Policy & Planning

Squadron insists gas terminal is best “practical answer” to supply gaps, as AEMO changes tune

Adjusted forecasts from the Australian Energy Market Operator (AEMO) could mean Squadron Energy is not required to supply additional gas from its hastily built Port Kembla Energy Terminal until 2027 at the earliest.

The Sydney-headquartered Squadron, owned ultimately by Andrew and Nicola Forrest’s Tattarang group, was working to complete the project in time to address forecasted gas shortfalls expected to occur this year.

The facility has been built to accommodate the supply of more than 70 per cent of NSW’s gas needs before a planned switch to the import and export of green hydrogen.

However, with plummeting gas demand for non-industrial uses coupled with increasing electrification, AEMO recently adjusted its forecasts and now predicts shortfalls in supply to maybe occur later this decade – 2027 at the earliest. 

“A little bit of the best”

Squadron turned its attention to fast-tracking the Port Kembla gas import facility in early 2024, in a move explained by the staunchly pro-renewables Forrest as necessary to Australia’s transition from fossil fuels.

The facility would use “a little bit of the best” of the world’s gas to temporarily firm the changing power grid, Forrest said in January last year.
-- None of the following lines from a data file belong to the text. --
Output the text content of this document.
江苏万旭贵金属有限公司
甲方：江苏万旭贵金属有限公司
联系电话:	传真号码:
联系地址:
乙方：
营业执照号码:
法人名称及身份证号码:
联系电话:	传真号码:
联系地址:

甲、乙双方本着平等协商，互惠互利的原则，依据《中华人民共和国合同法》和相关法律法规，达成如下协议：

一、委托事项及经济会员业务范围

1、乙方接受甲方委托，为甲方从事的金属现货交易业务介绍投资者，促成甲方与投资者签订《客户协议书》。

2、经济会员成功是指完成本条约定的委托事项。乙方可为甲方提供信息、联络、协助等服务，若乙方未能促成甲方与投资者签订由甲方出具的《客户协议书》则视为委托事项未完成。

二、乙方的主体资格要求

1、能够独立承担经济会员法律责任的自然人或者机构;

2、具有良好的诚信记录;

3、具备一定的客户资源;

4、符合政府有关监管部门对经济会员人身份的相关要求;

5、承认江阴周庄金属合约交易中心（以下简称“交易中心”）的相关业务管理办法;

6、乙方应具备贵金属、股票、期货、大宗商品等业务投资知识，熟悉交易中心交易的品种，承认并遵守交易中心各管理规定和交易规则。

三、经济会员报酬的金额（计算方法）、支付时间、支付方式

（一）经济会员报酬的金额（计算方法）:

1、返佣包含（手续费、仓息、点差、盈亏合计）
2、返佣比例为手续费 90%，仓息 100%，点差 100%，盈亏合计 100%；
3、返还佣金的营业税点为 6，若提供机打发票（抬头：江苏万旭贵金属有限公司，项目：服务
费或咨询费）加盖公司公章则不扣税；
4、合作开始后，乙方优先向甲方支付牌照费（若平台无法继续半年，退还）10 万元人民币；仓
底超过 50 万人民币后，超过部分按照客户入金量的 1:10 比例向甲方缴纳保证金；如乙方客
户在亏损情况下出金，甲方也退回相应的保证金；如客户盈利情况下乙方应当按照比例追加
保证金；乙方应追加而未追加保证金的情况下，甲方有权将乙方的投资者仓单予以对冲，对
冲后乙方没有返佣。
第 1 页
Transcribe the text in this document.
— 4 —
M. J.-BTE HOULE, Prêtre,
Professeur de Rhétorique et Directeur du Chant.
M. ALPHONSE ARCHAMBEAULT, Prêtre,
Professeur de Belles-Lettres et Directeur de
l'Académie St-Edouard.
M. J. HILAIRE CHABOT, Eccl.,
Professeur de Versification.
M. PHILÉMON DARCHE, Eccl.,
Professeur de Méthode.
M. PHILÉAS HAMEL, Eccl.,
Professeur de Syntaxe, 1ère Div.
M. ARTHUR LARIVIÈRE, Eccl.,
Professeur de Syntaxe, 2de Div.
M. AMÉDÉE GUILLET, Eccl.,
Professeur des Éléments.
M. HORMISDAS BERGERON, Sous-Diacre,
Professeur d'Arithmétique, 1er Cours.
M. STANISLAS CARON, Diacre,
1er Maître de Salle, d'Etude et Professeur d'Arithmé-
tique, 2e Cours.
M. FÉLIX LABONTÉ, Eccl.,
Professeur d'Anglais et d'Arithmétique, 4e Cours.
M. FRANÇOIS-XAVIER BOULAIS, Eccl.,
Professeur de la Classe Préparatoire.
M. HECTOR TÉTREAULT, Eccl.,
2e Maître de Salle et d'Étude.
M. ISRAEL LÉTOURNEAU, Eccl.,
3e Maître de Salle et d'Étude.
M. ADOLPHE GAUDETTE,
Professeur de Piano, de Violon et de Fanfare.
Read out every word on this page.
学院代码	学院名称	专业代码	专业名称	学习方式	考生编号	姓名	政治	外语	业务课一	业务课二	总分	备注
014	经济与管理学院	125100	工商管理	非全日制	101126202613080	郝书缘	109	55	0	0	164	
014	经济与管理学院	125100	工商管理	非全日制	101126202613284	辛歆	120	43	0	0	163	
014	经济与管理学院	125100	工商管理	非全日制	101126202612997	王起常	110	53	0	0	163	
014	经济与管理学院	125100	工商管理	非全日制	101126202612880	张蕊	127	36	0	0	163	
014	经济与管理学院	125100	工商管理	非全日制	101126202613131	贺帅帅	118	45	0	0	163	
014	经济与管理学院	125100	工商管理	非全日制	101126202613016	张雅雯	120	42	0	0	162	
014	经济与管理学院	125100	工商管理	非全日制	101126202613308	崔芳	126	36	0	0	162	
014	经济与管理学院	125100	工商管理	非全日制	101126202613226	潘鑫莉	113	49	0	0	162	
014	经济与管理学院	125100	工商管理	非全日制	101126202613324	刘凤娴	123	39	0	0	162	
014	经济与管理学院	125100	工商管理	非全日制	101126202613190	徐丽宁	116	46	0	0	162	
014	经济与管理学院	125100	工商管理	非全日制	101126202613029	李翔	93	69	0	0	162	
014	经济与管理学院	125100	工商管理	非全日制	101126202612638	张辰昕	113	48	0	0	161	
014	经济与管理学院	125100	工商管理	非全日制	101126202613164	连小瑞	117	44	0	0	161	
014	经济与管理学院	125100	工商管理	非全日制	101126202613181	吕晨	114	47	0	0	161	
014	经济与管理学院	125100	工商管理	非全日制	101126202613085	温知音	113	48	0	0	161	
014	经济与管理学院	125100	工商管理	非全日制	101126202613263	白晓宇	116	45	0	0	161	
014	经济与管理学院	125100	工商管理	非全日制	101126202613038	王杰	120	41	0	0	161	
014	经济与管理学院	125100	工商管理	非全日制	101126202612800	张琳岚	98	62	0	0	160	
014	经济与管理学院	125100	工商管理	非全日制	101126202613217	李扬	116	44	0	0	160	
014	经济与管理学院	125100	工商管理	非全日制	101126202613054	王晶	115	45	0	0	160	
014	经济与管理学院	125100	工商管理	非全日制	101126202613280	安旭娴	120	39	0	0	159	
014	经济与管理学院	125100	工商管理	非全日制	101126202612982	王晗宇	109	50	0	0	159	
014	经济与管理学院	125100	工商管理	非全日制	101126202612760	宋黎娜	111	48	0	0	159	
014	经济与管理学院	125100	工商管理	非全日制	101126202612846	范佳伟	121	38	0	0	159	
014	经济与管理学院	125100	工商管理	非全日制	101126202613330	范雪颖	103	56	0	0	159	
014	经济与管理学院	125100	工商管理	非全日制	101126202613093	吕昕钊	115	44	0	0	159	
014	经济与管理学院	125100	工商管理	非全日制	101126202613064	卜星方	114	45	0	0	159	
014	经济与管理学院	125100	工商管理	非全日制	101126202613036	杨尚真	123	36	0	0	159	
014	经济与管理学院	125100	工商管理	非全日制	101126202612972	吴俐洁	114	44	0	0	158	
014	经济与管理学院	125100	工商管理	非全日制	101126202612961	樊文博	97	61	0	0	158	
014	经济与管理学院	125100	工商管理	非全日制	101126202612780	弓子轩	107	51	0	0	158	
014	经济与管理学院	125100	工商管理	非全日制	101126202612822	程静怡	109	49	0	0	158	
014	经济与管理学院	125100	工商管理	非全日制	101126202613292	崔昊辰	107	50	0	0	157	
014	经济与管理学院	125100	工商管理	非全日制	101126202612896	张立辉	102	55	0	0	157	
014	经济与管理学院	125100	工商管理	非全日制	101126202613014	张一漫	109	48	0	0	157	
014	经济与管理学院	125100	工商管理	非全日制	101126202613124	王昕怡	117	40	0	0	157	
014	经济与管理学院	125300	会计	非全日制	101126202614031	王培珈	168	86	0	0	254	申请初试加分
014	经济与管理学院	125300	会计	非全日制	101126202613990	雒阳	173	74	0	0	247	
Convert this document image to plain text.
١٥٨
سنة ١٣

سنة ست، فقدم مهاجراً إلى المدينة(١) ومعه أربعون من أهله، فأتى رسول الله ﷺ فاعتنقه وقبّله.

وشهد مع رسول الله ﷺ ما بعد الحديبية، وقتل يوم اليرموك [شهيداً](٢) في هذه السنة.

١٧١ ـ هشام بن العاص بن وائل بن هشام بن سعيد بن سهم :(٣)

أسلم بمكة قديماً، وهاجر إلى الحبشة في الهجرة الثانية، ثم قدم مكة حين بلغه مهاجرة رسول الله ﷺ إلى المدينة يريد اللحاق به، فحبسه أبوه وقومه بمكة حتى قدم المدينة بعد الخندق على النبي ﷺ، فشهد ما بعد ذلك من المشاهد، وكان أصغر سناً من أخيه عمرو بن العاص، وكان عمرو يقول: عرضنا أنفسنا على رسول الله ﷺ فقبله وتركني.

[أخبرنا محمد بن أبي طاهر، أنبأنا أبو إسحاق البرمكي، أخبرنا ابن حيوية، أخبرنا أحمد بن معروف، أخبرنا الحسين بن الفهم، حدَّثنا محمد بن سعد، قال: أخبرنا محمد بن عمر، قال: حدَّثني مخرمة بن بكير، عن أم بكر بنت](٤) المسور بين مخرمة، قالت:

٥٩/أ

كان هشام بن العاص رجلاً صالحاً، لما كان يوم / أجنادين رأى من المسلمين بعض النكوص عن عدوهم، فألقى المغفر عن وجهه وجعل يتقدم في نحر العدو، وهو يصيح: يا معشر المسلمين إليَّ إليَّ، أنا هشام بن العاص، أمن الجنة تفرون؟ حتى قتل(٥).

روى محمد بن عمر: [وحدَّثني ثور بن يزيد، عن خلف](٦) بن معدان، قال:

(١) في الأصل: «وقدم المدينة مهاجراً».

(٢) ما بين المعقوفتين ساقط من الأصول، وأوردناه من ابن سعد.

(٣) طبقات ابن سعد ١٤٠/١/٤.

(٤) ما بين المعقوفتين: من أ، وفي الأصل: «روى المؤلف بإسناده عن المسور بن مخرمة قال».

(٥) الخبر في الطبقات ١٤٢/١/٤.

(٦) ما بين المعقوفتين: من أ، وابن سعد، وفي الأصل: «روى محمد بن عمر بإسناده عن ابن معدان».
As opposed to, say, drilling for new supplies of poor quality and highly emissions-intensive gas from Australia’s North West Shelf.

In a statement emailed to Renew Economy on Friday, Squadron CEO Rob Wheals said that even with AEMO’s revised forecast, the completed Port Kembla terminal remains the only facility capable of filling near-term supply gaps without the need for new gas fields or “significant investment” in new pipelines.

“Infrastructure takes time, and time is short. Port Kembla is the practical, near-term answer,” Wheals said.

“Thanks to our collaboration with Jemena and the reversal project for the existing Eastern Gas Pipeline (EGP), Port Kembla can supply gas to both New South Wales and Victoria.

“It is also the only regassification terminal which has a contract with one of the 51 Floating Storage Regasification Units (FSRUs) in the world, at a time when FSRUs are in high demand and short supply.”

Squadron says the terminal has enough capacity to supply 500Tj of gas per day and once commercially viable, will switch to importing and exporting green hydrogen. However, with the future of Australia’s green hydrogen industry looking uncertain, it’s hard to predict when, or even if, this would happen. 

New gas terminal in Victoria

In related news, the Victorian government on Thursday gave its seal of approval for the construction of a new floating gas terminal located off the coast of Geelong.

The developer, Viva Energy, has yet to secure offtakers for the project, but hopes to commence construction on the project sometime next year to deliver the project in time to address gas supply shortfalls currently predicted to occur in Victoria during 2028.

“Timing remains a critical factor – we need to hit a range of milestones in order to get the LNG terminal constructed in time to meet the gas shortfall expected to develop from 2028 onwards,” said Viva chief strategy officer Lachlan Pfeiffer.

Squadron’s Wheals said on Friday that Victoria’s approval of the Viva terminal “reinforces what industry and governments recognise – LNG regasification infrastructure is essential.”

But, Wheals adds, “Viva’s project is many years away from delivering energy.

“Port Kembla Energy Terminal (PKET) in NSW has completed construction and is the only facility in Australia ready in time to address the gas shortfalls forecast by the Australian Energy Market Operator (AEMO) in 2027/28.”